Junto à estação de comboios, o mercado de Sheringham exibe livros em segunda mão, algum bric-à-brac, artesanato, roupas e comida quente. De malas aviadas, a decisão é entre a locomotiva dos anos 1920 (que circula pelo campo numa linha montada em 1887) e as janelas amplas do comboio da vida diária de Norfolk. As tâmaras biológicas, o já imprescindível sumo de maçã, o queijo e o pão artesanal aguardam contacto com a boca. Sobre a mesa da estação, um prospecto tímido convida-nos a explorar os canais de Wroxham. Aceitando os sinais, pelos segundos carris é que vamos.

Talvez pela paz das planícies, o revisor mostra-se bem-disposto e avança com piadas carruagem afora.

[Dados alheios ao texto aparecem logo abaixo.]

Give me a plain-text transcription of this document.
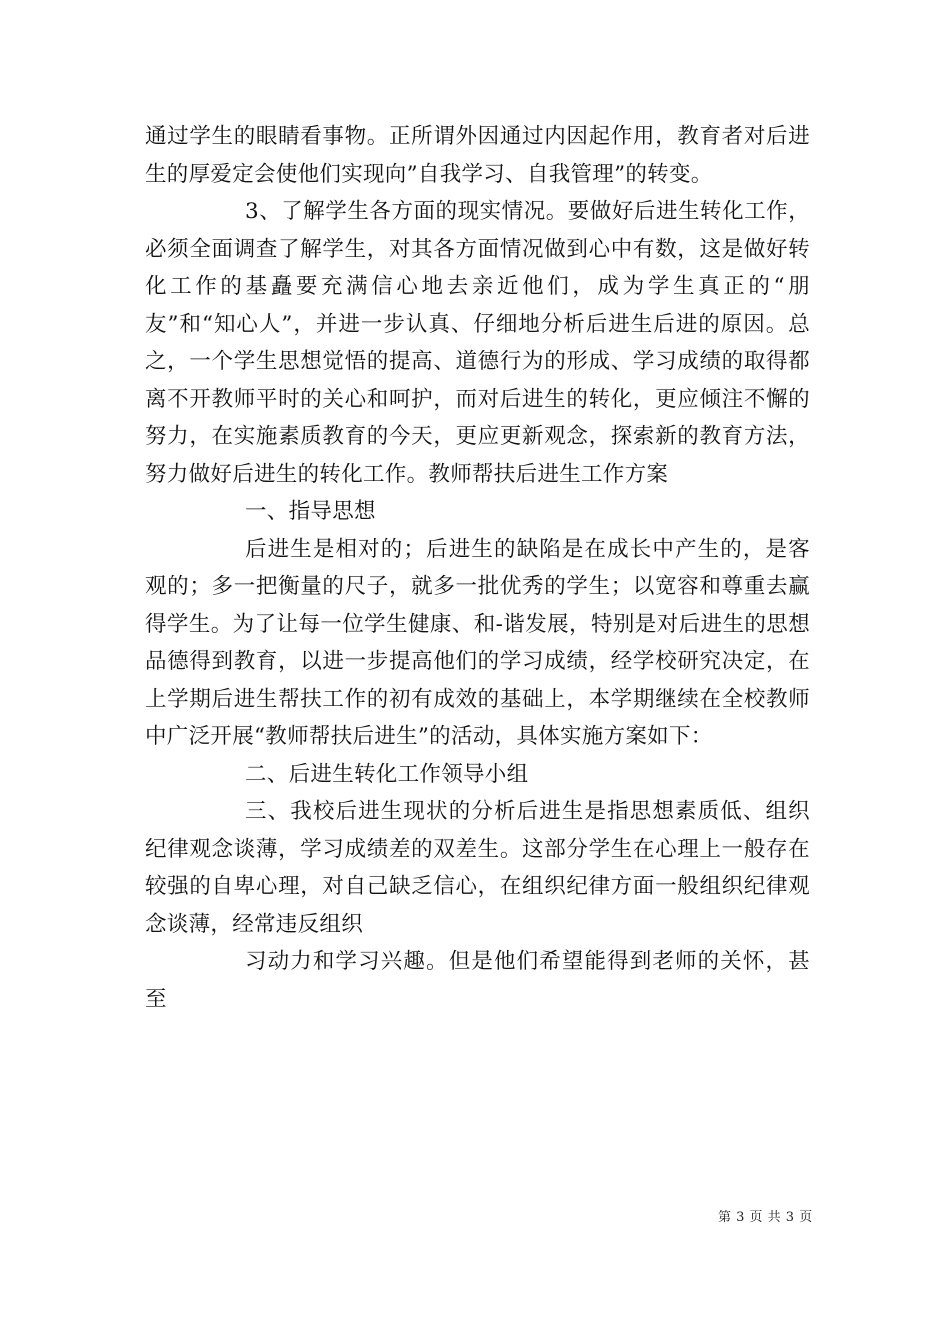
通过学生的眼睛看事物。正所谓外因通过内因起作用，教育者对后进生的厚爱定会使他们实现向”自我学习、自我管理”的转变。

3、了解学生各方面的现实情况。要做好后进生转化工作，必须全面调查了解学生，对其各方面情况做到心中有数，这是做好转化工作的基矗要充满信心地去亲近他们，成为学生真正的“朋友”和“知心人”，并进一步认真、仔细地分析后进生后进的原因。总之，一个学生思想觉悟的提高、道德行为的形成、学习成绩的取得都离不开教师平时的关心和呵护，而对后进生的转化，更应倾注不懈的努力，在实施素质教育的今天，更应更新观念，探索新的教育方法，努力做好后进生的转化工作。教师帮扶后进生工作方案

一、指导思想

后进生是相对的；后进生的缺陷是在成长中产生的，是客观的；多一把衡量的尺子，就多一批优秀的学生；以宽容和尊重去赢得学生。为了让每一位学生健康、和-谐发展，特别是对后进生的思想品德得到教育，以进一步提高他们的学习成绩，经学校研究决定，在上学期后进生帮扶工作的初有成效的基础上，本学期继续在全校教师中广泛开展“教师帮扶后进生”的活动，具体实施方案如下：

二、后进生转化工作领导小组

三、我校后进生现状的分析后进生是指思想素质低、组织纪律观念谈薄，学习成绩差的双差生。这部分学生在心理上一般存在较强的自卑心理，对自己缺乏信心，在组织纪律方面一般组织纪律观念谈薄，经常违反组织

习动力和学习兴趣。但是他们希望能得到老师的关怀，甚至

第 3 页 共 3 页
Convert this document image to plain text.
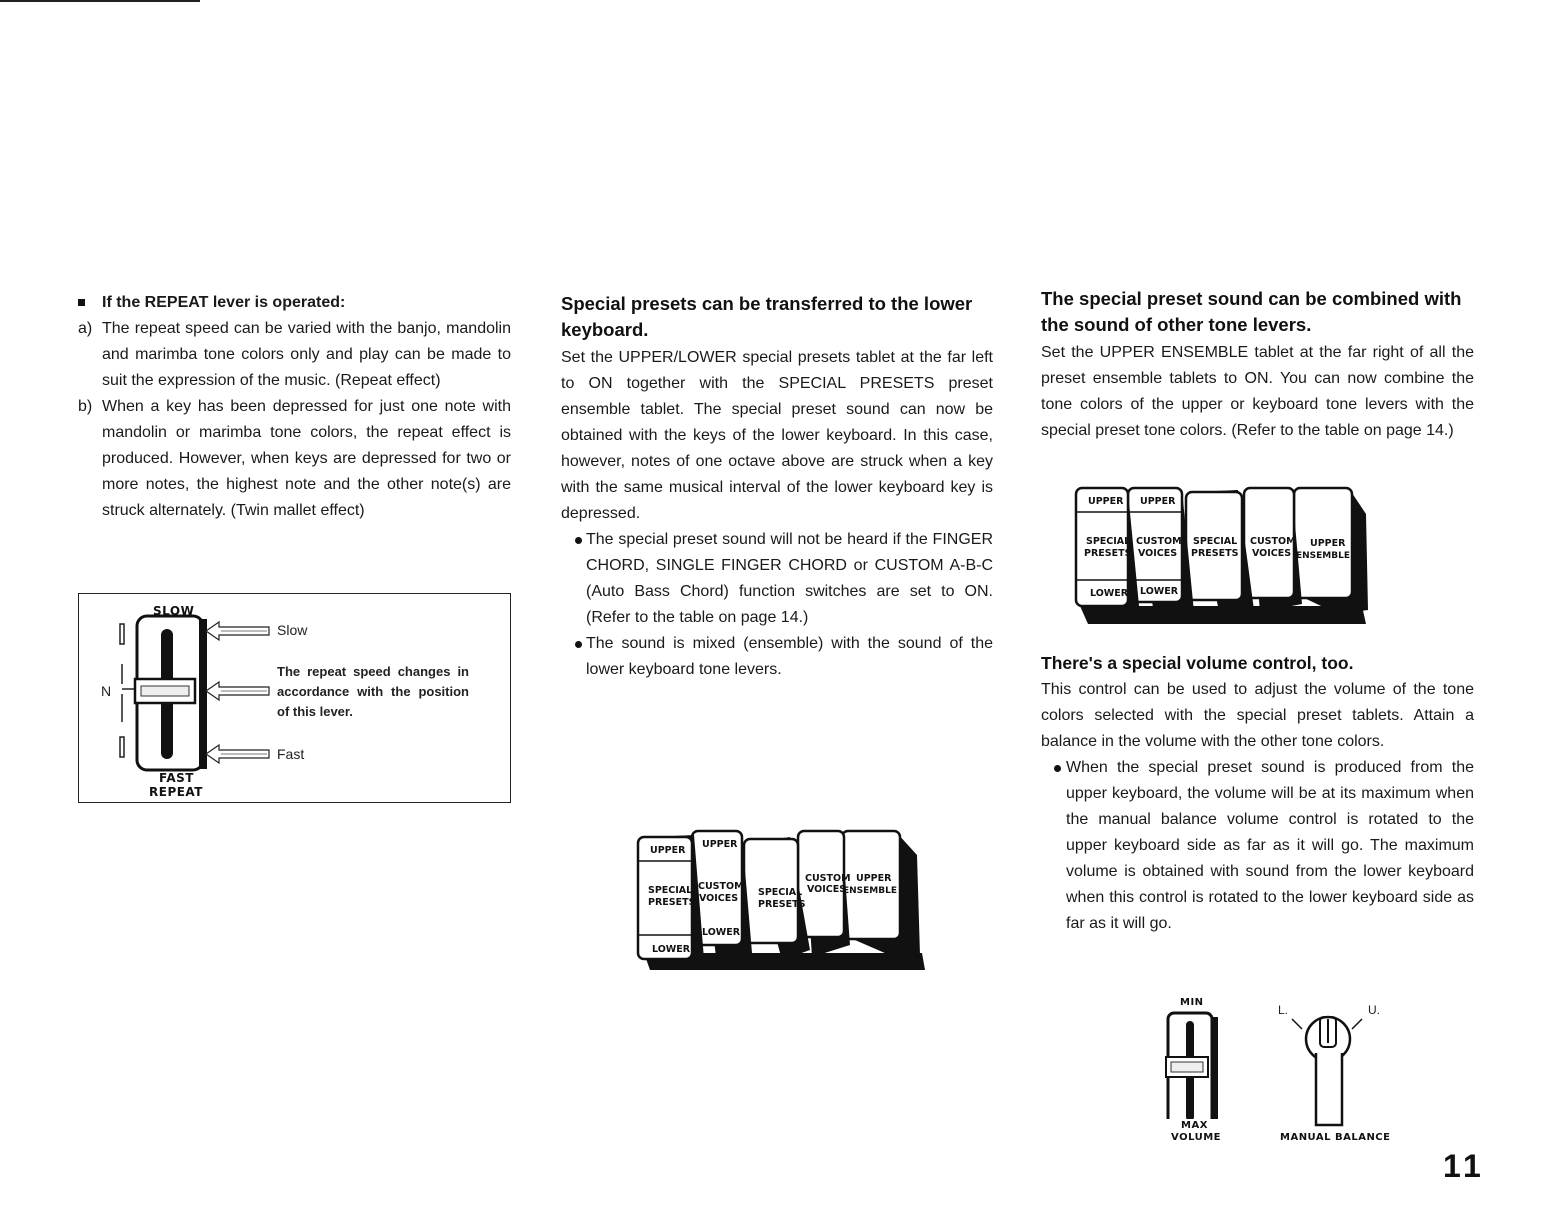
If the REPEAT lever is operated:
a) The repeat speed can be varied with the banjo, mandolin and marimba tone colors only and play can be made to suit the expression of the music. (Repeat effect)
b) When a key has been depressed for just one note with mandolin or marimba tone colors, the repeat effect is produced. However, when keys are depressed for two or more notes, the highest note and the other note(s) are struck alternately. (Twin mallet effect)
SLOW
Slow
N
The repeat speed changes in accordance with the position of this lever.
Fast
FAST
REPEAT
Special presets can be transferred to the lower keyboard.
Set the UPPER/LOWER special presets tablet at the far left to ON together with the SPECIAL PRESETS preset ensemble tablet. The special preset sound can now be obtained with the keys of the lower keyboard. In this case, however, notes of one octave above are struck when a key with the same musical interval of the lower keyboard key is depressed.
The special preset sound will not be heard if the FINGER CHORD, SINGLE FINGER CHORD or CUSTOM A-B-C (Auto Bass Chord) function switches are set to ON. (Refer to the table on page 14.)
The sound is mixed (ensemble) with the sound of the lower keyboard tone levers.
UPPER
SPECIAL
PRESETS
LOWER
UPPER
CUSTOM
VOICES
LOWER
SPECIAL
PRESETS
CUSTOM
VOICES
UPPER
ENSEMBLE
The special preset sound can be combined with the sound of other tone levers.
Set the UPPER ENSEMBLE tablet at the far right of all the preset ensemble tablets to ON. You can now combine the tone colors of the upper or keyboard tone levers with the special preset tone colors. (Refer to the table on page 14.)
UPPER
SPECIAL
PRESETS
LOWER
UPPER
CUSTOM
VOICES
LOWER
SPECIAL
PRESETS
CUSTOM
VOICES
UPPER
ENSEMBLE
There's a special volume control, too.
This control can be used to adjust the volume of the tone colors selected with the special preset tablets. Attain a balance in the volume with the other tone colors.
When the special preset sound is produced from the upper keyboard, the volume will be at its maximum when the manual balance volume control is rotated to the upper keyboard side as far as it will go. The maximum volume is obtained with sound from the lower keyboard when this control is rotated to the lower keyboard side as far as it will go.
MIN
MAX
VOLUME
L.	U.
MANUAL BALANCE
11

Enverga um pin LGBT e uma pulseira colorida; cobiça-nos as tâmaras em cima da mesa. No banco da frente, um rapaz exibe a tatuagem de uma espiga de trigo atrás da orelha — o campo inglês parece estar-lhe no sangue. Mas na chegada a Wroxham, com convite para os famosos The Broads, cheira a tudo menos terra. A aldeia é atravessada por canais e carregada de vivendas luxuosas, famílias que pescam desde a mesa de um pequeno-almoço em porcelana, garagens onde repousam iates e as sombras do rio Bure. Estamos na maior zona húmida protegida da Grã-Bretanha, que ocupa 303 quilómetros quadrados de água, pântanos, campos agrícolas e florestas entre Norfolk e Suffolk.